As news, rumor and speculation seep out from Qatar, with news stories contradicting each other appearing almost every minute or so, there is only one thing that we know for sure about the 2009 MotoGP Grand Prix of Qatar at Losail: That it wasn't run at its scheduled time. The latest state of affairs is that the race is to be run on Monday, at 9pm local time - though by the time you read this, that may have changed.
The story so far: Unseasonal thunderstorms have been plaguing the Qatari peninsula for the past few weeks, causing the loss of a day of testing, and hanging like a sword of Damocles over the practice sessions by spattering thick, heavy raindrops on the paddock's rental cars as they made their way to and from the track. Rain started to fall during the 125 race, causing the race to be shortened to just 4 laps, the shortest race in MotoGP history, with half points awarded to the finishers.
The rain started to clear after the podium ceremony, and the 250 race started 40 minutes later than scheduled, though drastically shortened to just 13 laps so as not to force the MotoGP race to be rescheduled. But Mother Nature had other plans: rain started as the MotoGP bikes sat on the grid, falling in earnest once the grid was cleared ready for the warm up lap. A downpour of almost biblical proportions then ensued, scuppering any chances of running the race later that night.
If the race had been scheduled to take place during daylight, then the rain would not have been a problem. Racing has taken place in similar conditions before, and only the severest of downpours has stopped racing before, and then only if the rain falls once racing begins. But Qatar is held under the floodlights - ironically to avoid the extreme heat that can scorch the desert state at most times of the year - and though the Musco lighting systems are ingeniously designed not to dazzle the riders, the rain turns the track into a mirror, reducing visibility for the riders to zero.
The cancellation of the race caused a veritable whirlwind of activity among staff from Dorna, the teams, the riders, the MSMA and the track authorities. Meetings were held, adjourned for further consultation, held again, adjourned again and then continued. The teams were consulted, the riders were consulted, most importantly of all, the TV companies were consulted, and eventually, the race was rescheduled to take place on Monday, in the early evening.
The decision was not met with universal enthusiasm. A group of riders including Casey Stoner, Sete Gibernau, Chris Vermeulen, Dani Pedrosa, Nicky Hayden and Loris Capirossi were opposed to race being put back a day, with Stoner telling Italian sports daily Gazzetta dello Sport, "It's not a good idea to run on Monday. We can't be sure it won't rain tomorrow, and the rain today has washed sand onto the track, so there's a safety risk."
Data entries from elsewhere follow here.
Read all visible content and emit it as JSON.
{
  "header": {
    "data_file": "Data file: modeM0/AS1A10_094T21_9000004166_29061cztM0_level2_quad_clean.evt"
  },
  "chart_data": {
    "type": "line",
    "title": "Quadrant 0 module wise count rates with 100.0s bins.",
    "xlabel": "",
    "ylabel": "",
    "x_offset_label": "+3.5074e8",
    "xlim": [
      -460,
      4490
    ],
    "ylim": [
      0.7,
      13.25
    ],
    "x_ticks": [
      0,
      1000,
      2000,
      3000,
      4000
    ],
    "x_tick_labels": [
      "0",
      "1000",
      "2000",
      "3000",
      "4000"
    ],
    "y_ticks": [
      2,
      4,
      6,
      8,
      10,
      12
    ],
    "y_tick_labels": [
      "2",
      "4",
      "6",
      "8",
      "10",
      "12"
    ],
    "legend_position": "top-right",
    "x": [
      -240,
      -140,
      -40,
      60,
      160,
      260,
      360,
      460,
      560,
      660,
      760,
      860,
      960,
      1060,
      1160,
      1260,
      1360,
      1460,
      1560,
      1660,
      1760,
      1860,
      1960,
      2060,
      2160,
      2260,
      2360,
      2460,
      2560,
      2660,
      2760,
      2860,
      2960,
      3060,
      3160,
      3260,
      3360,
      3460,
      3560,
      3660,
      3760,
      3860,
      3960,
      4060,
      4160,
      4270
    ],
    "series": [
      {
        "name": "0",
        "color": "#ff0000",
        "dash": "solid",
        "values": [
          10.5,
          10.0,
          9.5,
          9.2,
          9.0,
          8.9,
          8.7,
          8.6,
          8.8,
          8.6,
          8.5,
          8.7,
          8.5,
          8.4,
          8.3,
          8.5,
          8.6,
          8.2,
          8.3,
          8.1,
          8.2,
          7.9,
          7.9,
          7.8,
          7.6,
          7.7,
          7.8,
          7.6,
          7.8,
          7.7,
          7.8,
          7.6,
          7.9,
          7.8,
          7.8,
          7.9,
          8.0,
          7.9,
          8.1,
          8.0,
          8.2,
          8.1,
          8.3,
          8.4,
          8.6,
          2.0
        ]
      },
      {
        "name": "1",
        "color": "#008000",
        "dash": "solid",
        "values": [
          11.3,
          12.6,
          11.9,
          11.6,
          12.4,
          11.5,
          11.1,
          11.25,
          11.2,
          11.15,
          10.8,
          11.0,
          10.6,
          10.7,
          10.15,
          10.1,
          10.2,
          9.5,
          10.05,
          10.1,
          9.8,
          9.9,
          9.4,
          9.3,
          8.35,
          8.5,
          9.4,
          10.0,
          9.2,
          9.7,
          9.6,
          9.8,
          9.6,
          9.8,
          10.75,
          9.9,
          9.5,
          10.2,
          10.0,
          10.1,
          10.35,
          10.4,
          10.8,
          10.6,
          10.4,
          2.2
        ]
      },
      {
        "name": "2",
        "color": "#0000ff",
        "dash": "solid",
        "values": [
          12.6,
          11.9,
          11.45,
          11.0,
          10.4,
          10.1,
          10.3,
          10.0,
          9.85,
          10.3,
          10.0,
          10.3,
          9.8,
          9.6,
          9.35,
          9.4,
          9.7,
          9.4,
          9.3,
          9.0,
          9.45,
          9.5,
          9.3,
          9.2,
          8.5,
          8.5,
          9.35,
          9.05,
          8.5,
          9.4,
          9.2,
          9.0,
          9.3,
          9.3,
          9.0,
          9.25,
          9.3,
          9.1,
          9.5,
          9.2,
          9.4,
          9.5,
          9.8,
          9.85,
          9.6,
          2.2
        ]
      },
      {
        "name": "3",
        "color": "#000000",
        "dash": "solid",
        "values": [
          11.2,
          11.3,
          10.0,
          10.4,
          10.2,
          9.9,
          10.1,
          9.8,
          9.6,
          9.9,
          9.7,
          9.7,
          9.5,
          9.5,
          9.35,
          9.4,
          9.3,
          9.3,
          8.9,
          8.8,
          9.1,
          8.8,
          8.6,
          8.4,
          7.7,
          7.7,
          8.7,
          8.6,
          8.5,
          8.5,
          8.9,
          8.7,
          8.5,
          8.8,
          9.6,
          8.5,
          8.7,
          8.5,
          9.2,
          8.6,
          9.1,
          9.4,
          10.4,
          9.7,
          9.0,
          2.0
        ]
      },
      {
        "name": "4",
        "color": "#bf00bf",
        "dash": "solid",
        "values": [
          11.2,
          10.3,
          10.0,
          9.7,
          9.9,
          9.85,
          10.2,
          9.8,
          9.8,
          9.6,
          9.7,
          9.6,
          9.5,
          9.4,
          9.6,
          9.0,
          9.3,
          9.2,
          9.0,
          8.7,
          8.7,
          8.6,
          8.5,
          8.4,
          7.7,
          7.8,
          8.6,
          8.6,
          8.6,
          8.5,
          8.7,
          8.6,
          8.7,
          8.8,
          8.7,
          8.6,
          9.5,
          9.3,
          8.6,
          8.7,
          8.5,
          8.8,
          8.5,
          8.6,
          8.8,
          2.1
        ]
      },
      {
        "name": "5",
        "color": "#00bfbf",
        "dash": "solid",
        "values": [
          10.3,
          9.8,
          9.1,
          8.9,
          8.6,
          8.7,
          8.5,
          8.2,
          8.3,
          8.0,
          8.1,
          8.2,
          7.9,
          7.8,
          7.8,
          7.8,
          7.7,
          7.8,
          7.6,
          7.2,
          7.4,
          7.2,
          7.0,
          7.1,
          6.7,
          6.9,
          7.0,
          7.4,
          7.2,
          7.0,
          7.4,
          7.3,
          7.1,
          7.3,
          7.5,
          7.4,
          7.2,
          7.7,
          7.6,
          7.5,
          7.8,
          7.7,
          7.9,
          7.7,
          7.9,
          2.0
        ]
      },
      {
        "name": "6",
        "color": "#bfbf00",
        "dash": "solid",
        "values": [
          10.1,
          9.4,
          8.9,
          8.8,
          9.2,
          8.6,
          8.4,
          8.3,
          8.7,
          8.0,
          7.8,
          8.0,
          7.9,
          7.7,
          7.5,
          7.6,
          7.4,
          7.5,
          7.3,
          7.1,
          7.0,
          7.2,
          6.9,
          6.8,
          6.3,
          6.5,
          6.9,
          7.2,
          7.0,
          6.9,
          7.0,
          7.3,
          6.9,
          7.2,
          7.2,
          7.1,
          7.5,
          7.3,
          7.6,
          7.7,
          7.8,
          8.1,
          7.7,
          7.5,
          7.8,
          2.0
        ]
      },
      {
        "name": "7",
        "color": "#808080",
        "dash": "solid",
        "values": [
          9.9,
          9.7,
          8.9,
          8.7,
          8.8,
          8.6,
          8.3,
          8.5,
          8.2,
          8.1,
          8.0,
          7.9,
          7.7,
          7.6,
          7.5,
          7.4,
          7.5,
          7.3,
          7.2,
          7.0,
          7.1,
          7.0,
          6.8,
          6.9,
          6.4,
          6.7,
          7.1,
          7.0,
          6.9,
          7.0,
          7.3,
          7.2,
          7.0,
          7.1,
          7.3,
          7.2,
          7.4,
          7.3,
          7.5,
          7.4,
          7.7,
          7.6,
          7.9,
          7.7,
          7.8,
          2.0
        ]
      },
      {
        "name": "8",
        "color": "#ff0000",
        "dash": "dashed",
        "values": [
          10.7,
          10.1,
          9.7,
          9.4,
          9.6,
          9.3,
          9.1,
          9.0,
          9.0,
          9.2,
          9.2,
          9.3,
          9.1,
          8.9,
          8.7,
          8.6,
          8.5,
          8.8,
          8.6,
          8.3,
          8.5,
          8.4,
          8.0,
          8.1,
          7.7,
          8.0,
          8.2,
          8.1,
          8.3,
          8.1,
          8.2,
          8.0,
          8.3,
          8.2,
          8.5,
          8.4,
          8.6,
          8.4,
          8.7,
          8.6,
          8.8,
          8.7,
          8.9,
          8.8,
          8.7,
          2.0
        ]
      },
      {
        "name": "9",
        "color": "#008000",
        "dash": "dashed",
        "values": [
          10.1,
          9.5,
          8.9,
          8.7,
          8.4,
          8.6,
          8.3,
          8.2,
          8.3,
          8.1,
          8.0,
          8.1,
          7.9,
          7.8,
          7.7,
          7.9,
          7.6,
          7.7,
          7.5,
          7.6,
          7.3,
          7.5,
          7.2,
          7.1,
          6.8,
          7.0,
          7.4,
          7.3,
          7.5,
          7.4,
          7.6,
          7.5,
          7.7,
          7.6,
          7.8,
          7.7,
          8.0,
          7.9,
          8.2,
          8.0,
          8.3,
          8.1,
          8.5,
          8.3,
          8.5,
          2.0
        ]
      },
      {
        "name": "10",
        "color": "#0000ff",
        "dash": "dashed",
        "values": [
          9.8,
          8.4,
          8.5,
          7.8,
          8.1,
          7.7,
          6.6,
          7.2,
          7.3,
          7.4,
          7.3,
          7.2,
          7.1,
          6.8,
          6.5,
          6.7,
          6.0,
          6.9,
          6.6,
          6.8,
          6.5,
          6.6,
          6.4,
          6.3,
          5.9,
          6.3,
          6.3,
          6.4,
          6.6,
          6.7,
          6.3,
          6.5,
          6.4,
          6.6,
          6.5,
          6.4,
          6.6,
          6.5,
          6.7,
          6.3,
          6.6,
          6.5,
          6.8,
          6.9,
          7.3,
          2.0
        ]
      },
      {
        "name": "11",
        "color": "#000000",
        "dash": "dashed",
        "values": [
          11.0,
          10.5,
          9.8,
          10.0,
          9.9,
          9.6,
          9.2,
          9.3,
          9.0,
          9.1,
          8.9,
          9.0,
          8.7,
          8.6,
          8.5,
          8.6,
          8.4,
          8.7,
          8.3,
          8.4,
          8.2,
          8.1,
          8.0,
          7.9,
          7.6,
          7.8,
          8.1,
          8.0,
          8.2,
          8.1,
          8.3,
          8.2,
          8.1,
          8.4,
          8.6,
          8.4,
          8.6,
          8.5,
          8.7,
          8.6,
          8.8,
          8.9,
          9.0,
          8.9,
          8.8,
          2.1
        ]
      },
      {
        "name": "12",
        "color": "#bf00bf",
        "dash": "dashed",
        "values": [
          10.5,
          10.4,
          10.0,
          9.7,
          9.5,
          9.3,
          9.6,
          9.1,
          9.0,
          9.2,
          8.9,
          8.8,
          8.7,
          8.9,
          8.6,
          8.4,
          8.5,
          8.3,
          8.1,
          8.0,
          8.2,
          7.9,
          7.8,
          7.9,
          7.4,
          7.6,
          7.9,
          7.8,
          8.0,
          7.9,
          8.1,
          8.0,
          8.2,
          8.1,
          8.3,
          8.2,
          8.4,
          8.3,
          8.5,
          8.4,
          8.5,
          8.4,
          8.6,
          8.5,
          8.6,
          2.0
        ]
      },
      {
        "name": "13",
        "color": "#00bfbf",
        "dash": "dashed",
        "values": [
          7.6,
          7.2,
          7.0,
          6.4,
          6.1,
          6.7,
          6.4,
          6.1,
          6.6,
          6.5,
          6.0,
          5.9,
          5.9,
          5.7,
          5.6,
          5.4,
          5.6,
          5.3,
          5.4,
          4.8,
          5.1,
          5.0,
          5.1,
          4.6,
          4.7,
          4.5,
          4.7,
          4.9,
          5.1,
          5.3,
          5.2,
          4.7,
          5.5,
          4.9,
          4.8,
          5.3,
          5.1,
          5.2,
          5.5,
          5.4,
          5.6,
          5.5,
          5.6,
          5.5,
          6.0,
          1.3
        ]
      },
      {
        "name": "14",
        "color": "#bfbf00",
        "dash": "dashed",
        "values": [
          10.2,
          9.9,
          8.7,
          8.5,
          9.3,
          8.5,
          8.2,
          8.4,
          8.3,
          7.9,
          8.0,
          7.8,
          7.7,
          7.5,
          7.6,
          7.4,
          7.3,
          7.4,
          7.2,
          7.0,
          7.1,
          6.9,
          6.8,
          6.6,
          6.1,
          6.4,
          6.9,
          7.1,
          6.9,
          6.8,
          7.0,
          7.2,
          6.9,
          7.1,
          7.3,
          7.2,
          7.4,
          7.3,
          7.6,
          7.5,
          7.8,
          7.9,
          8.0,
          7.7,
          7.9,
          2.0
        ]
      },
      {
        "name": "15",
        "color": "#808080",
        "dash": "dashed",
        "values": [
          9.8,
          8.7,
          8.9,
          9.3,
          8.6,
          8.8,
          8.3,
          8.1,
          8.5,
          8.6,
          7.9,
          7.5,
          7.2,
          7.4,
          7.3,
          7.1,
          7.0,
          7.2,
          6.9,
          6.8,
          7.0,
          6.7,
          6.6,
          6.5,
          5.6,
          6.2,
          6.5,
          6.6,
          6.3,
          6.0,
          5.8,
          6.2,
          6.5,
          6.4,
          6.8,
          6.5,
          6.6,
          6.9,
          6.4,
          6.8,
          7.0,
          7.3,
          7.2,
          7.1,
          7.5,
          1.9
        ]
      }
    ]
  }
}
Valentino Rossi was none too complimentary either: "For sure it would have been worse not to race. We waited an extra month to avoid the cold we had in 2008, compressing 17 races of the world championship into the time between April and October: Not to race would have been a big joke. Also for the fans. We would have literally wasted the days of practice. This is the risk you run when you have a race at night. I have never agreed with this, I don't like it at all. I don't think it adds anything to the spectacle. It's just a TV show. Now we need to look at what we do for the sport, and what we do for the show, because to turn the world championship into a circus is not a good thing."
As ever, irony is never far from the scene in MotoGP. All winter long, the FIM, Dorna, the MSMA and IRTA have engaged in talks and hammered out a series of proposals aimed at cutting costs in MotoGP. And at the very first race of the season, the weather causes the race to be delayed for a day, forcing the teams, manufacturers and press to engage in a frenzied bout of flight and accommodation rescheduling. Valentino Rossi was booked on a 3:45am flight out of Qatar, and Rossi is not subject to Yamaha's economy class flight edict. Many team members will not have had hotel rooms for Sunday night, as they expected to fly out on Sunday night, and the trucks will already be pouring into the paddock at Qatar ready to ship the containers off to be flown to Japan for round two of the series, at Motegi. Adding an extra day of truck hire will be expensive enough, but if a freight aircraft has to be rescheduled, this could get very expensive indeed.
There were also doubts about the logistics of running a race on Monday. It's not certain that the teams will have enough tires to run another warm up on Monday, followed by the race. And with the time of the race having been brought forward by two hours, the temperatures could be very different too. Tires aren't the only problem though, as Sportmediaset is also reporting that they may not have enough of the special gas the teams use to run the race either.
One suggestion bandied about by Loris Capirossi was to run the race in the slot vacated by the abandoned Hungarian Grand Prix which was due to take place in September, until it was canceled over wrangling about money between the Hungarian authorities and the Spanish construction company building the track. But other riders were less attracted to this idea. "For sure I would like to race tomorrow and go on holiday in September," Marco Melandri responded, when asked about this possibility by the official MotoGP.com website.
Will this be the last of the night races at Qatar? It's too early to tell. But one thing is for certain, if anyone doubted that there were risks involved in running a race at night, those doubts will by now surely have been removed.